When it comes to selecting tiles for your home, there's a variety of material and manufacturing options: natural stone, granite, limestone, marble, sandstone, and many more. This makes them especially versatile. (Plus, there are endless colors and patterns!) Whether you’re looking for the right option for your bathroom floor or something that works best in a kitchen, there’s a tile out there for you. We’ve curated options for different types of tiles to beautify your flooring, countertops, and backsplash.
There's nothing more classic than Venetian terrazzo tile. This one, Medley Green Rock Natural, merges graphics and colors beautifully to reveal a visually-appealing contemporary look. The Medley collection has three options: Classic, Rock, and Pop.
Inspired by the desert, the Painted Sands collection from Livden is colorful, fun, and vibrant—guaranteed to bring joy to any room. The Florida-made material is composed of recycled Polar Ice Terrazzo, with a half moon design on the Deco Sol piece reminiscent of summer sun-rays.
Cambria Quartz in Ivybridge is perfect for your kitchen countertops and other applicable surfaces. The Ivybridge features dainty dark teal veins with hints of gold shimmer against a white background.
The Highline collection utilizes raised graphic design that can be subtle or more defined based on the glaze chosen. The tiles can be customized using the Colorfill technique (colors shown are Gray, Twig, and Olive).
If you are looking for a surface that is modern, durable, and adaptable, look no further than Formica. The Dalmata Terrazzo Matrix, available for both commercial and residential use, can be used for countertops, sinks, and shower surrounds.

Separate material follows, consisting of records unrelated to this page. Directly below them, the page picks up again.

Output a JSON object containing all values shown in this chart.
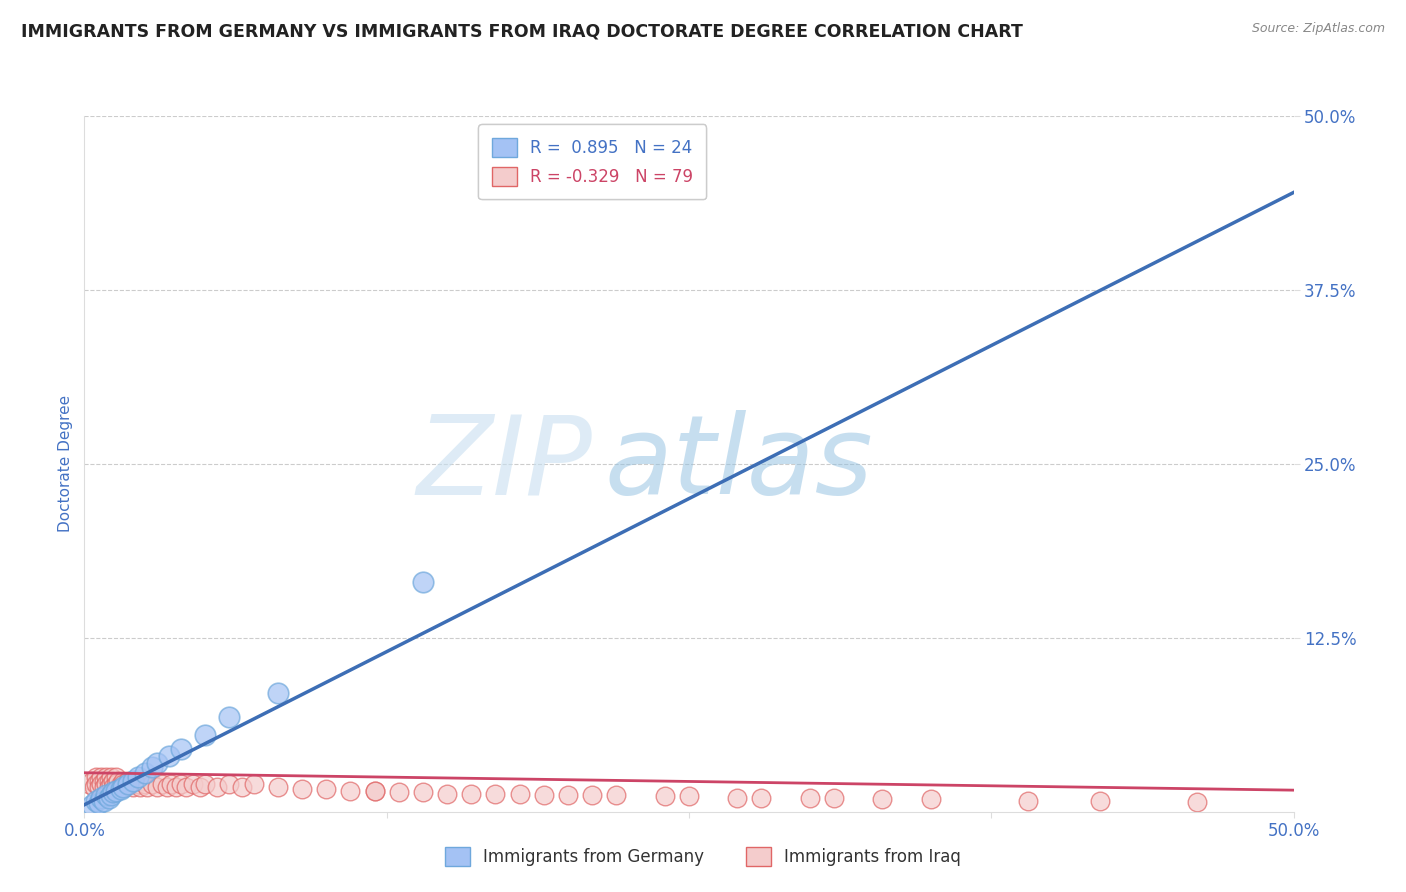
{
  "title": "IMMIGRANTS FROM GERMANY VS IMMIGRANTS FROM IRAQ DOCTORATE DEGREE CORRELATION CHART",
  "source": "Source: ZipAtlas.com",
  "xlabel_germany": "Immigrants from Germany",
  "xlabel_iraq": "Immigrants from Iraq",
  "ylabel": "Doctorate Degree",
  "xlim": [
    0.0,
    0.5
  ],
  "ylim": [
    0.0,
    0.5
  ],
  "germany_color": "#a4c2f4",
  "iraq_color": "#f4cccc",
  "germany_edge_color": "#6fa8dc",
  "iraq_edge_color": "#e06666",
  "germany_R": 0.895,
  "germany_N": 24,
  "iraq_R": -0.329,
  "iraq_N": 79,
  "germany_line_color": "#3d6eb5",
  "iraq_line_color": "#cc4466",
  "watermark": "ZIPAtlas",
  "watermark_color": "#b8d0e8",
  "axis_label_color": "#4472c4",
  "tick_color": "#4472c4",
  "grid_color": "#cccccc",
  "legend_text_color_1": "#4472c4",
  "legend_text_color_2": "#cc4466",
  "germany_line_slope": 0.88,
  "germany_line_intercept": 0.005,
  "iraq_line_slope": -0.025,
  "iraq_line_intercept": 0.028,
  "germany_scatter_x": [
    0.003,
    0.005,
    0.006,
    0.007,
    0.008,
    0.009,
    0.01,
    0.011,
    0.012,
    0.013,
    0.015,
    0.016,
    0.018,
    0.02,
    0.022,
    0.025,
    0.028,
    0.03,
    0.035,
    0.04,
    0.05,
    0.06,
    0.08,
    0.14
  ],
  "germany_scatter_y": [
    0.005,
    0.008,
    0.006,
    0.01,
    0.008,
    0.012,
    0.01,
    0.012,
    0.014,
    0.015,
    0.016,
    0.018,
    0.02,
    0.022,
    0.025,
    0.028,
    0.032,
    0.035,
    0.04,
    0.045,
    0.055,
    0.068,
    0.085,
    0.165
  ],
  "iraq_scatter_x": [
    0.002,
    0.003,
    0.004,
    0.005,
    0.005,
    0.006,
    0.006,
    0.007,
    0.007,
    0.008,
    0.008,
    0.009,
    0.009,
    0.01,
    0.01,
    0.011,
    0.011,
    0.012,
    0.012,
    0.013,
    0.013,
    0.014,
    0.014,
    0.015,
    0.015,
    0.016,
    0.016,
    0.017,
    0.018,
    0.019,
    0.02,
    0.021,
    0.022,
    0.023,
    0.024,
    0.025,
    0.026,
    0.028,
    0.03,
    0.032,
    0.034,
    0.036,
    0.038,
    0.04,
    0.042,
    0.045,
    0.048,
    0.05,
    0.055,
    0.06,
    0.065,
    0.07,
    0.08,
    0.09,
    0.1,
    0.11,
    0.12,
    0.14,
    0.16,
    0.18,
    0.2,
    0.22,
    0.25,
    0.28,
    0.31,
    0.35,
    0.39,
    0.42,
    0.46,
    0.12,
    0.13,
    0.15,
    0.17,
    0.19,
    0.21,
    0.24,
    0.27,
    0.3,
    0.33
  ],
  "iraq_scatter_y": [
    0.02,
    0.022,
    0.018,
    0.025,
    0.02,
    0.022,
    0.018,
    0.025,
    0.02,
    0.022,
    0.018,
    0.025,
    0.02,
    0.022,
    0.018,
    0.025,
    0.02,
    0.022,
    0.018,
    0.025,
    0.02,
    0.018,
    0.022,
    0.02,
    0.018,
    0.022,
    0.02,
    0.018,
    0.022,
    0.02,
    0.018,
    0.022,
    0.02,
    0.018,
    0.022,
    0.02,
    0.018,
    0.02,
    0.018,
    0.02,
    0.018,
    0.02,
    0.018,
    0.02,
    0.018,
    0.02,
    0.018,
    0.02,
    0.018,
    0.02,
    0.018,
    0.02,
    0.018,
    0.016,
    0.016,
    0.015,
    0.015,
    0.014,
    0.013,
    0.013,
    0.012,
    0.012,
    0.011,
    0.01,
    0.01,
    0.009,
    0.008,
    0.008,
    0.007,
    0.015,
    0.014,
    0.013,
    0.013,
    0.012,
    0.012,
    0.011,
    0.01,
    0.01,
    0.009
  ]
}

The Caesarstone Arabetto is a beautiful, complex option for your kitchen countertops and backsplashes. The tile can also be used on home furniture, like tables and side tables.
The Saguaro Rainbow tile reimagines the great work of architect Frank Lloyd Wright. This artisanal tile will make the perfect centerpiece for your next design landscape.
Available in five earthy colors inspired by the Mediterranean, the Sunlit Days collection is also carbon-neutral, making it a great sustainable option.
Koros Mosaics displays a handcrafted geometric design that draws inspiration from the African weaving technique of mud cloth. The stone designs are laid using small marble stones, making it a lovely backsplash for a bathroom or kitchen.
For flooring inspired by the gardens and grottos of Italy, the Fornace Brioni collection features dynamic geometric shapes made by hand from artisan-crafted molds. The two tile pairing includes one cotto bianco and one cotto variegato.
This classic Calacatta marble design in engineered Quartz featuring soft grey wide veins and a vibrant white backdrop serves as a great addition for your kitchen or bathroom interiors. It doesn't require sealing and is non-porous.
With more surface texture than the other natural stones, slate is a great choice for wet areas where you may need slip resistance. But as a natural stone, it does require some maintenance, like regularly sealing its surface. It’s also prone to cracks, given its natural composition.
Of the types of natural stone that are made into tiles, granite is one of the strongest out there, and one of the easiest to maintain. As such, it’s perfect for high-traffic areas, wet areas, or really any area you’d want to put tile.
One of the most elegant natural stones out there, marble provides a classy look no matter where you install it. But while it’s a very pretty and highly durable stone, it’s porous, meaning it requires a bit of maintenance to keep clean—and it can scratch and stain easily.
Ceramic tiles allow for the most creativity, given that they can be customized with countless colors, patterns, shapes, and textures—some are even designed to look like wood. They’re more cost-effective than natural stone and just as durable.
While you won’t find large glass tiles on the floor, you might find glass mosaics. They’re particularly great in bathrooms, as glass is naturally water-resistant, plus the grout between each individual tile creates friction for a no-slip grip.
You can also go the synthetic route with your tiles by choosing vinyl. Vinyl tiles are flexible—in terms of both the material and the colors it can come in—making them feel softer underfoot than natural stone or ceramic. But they’re not particularly water-resistant, so keep them away from your bathroom. Vinyl tiles also come in peel-and-stick versions if you’re just looking for a decorative flooring option.